Quantum network: In 2016, a scientific team in China successfully achieved quantum teleportation in relatively long-range communication using the existing fibre network. Almost at the same time, the Canadian scientific team also achieved quantum teleportation independently for several kilometres using a slightly different with previous one. And China’s ‘first commercial quantum private communication network was built for national defence, finance and other aspects in 2017. Their success may serve as an important milestone in building an international quantum network in the real world.

Quantum computing system: In 2019, IBM revealed a quantum computing system named ‘IBM Q’ which is the first industrial-grade system built with integrated commercial universal quantum systems for business and science applications. It is a critical step towards the quantum computing system to break off from the lab. Quantum teleportation has many potential applications, including quantum computing, cryptography, and secure communication. It also raises interesting philosophical questions about the nature of space and time.

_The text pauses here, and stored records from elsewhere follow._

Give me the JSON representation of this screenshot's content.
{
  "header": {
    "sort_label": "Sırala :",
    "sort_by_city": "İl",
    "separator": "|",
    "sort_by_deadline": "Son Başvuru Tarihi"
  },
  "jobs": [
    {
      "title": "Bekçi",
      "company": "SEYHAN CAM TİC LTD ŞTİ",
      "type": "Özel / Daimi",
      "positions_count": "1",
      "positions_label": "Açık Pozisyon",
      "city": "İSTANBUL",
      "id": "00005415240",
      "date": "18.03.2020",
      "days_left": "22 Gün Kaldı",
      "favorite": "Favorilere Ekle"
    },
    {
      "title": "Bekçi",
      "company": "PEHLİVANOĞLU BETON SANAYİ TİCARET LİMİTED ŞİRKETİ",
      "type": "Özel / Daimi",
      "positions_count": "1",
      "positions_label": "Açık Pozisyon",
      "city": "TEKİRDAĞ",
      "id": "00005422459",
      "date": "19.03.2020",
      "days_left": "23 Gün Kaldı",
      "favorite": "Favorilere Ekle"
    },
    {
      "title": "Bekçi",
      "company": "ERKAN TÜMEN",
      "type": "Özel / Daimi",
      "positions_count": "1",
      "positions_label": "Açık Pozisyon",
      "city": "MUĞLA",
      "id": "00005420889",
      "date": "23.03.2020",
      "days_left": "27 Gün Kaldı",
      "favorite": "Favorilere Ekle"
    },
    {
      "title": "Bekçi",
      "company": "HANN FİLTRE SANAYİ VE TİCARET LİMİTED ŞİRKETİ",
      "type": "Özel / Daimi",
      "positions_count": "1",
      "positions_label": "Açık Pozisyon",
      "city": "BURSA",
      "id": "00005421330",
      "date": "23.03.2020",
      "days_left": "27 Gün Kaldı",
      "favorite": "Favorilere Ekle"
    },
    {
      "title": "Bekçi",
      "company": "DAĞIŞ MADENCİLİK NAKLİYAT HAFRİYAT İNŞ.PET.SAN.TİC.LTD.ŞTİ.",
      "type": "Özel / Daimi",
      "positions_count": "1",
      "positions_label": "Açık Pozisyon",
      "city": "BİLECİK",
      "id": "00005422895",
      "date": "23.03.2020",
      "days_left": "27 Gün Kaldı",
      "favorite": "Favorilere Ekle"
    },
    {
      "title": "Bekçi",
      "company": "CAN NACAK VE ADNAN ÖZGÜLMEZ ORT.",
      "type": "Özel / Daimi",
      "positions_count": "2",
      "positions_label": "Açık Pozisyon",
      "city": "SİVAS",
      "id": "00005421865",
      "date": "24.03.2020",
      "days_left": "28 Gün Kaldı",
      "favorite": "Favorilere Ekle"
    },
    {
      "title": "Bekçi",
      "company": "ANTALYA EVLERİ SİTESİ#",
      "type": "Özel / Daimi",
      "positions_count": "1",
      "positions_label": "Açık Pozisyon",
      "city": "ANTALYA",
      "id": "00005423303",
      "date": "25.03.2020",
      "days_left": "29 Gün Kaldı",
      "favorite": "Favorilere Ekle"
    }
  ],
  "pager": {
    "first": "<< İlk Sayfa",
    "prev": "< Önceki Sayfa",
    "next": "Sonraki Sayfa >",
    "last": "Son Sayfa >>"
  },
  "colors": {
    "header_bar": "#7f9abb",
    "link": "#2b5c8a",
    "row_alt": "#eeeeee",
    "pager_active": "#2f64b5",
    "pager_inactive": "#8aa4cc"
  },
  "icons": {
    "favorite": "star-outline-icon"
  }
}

Quantum teleportation has many potential implications, including revolutionizing quantum computing and secure communication.

Challenges and Limitations

For optimal quantum teleportation, there are many conditions that should be satisfied.

  • There is no limitation for the input information.
  • The input information and output can be supplied and verified by the third party except for the sender and receiver.
  • A complete Bell measurement is achieved.
  • Conditional unitary transmission could be performed before the verification from the third party.
  • The fidelity of teleportation should be higher than the appropriate threshold of the classical protocol.

In many cases, only a few subsets of the Bell measurement are feasible and the feed-forward is either unaccomplished or simulated in post-processing, thus the conditions (3) and (4) are not satisfied generally.There are other issues to consider like the propagation losses of light and the atomic coherence lifetime raised from the classical protocol.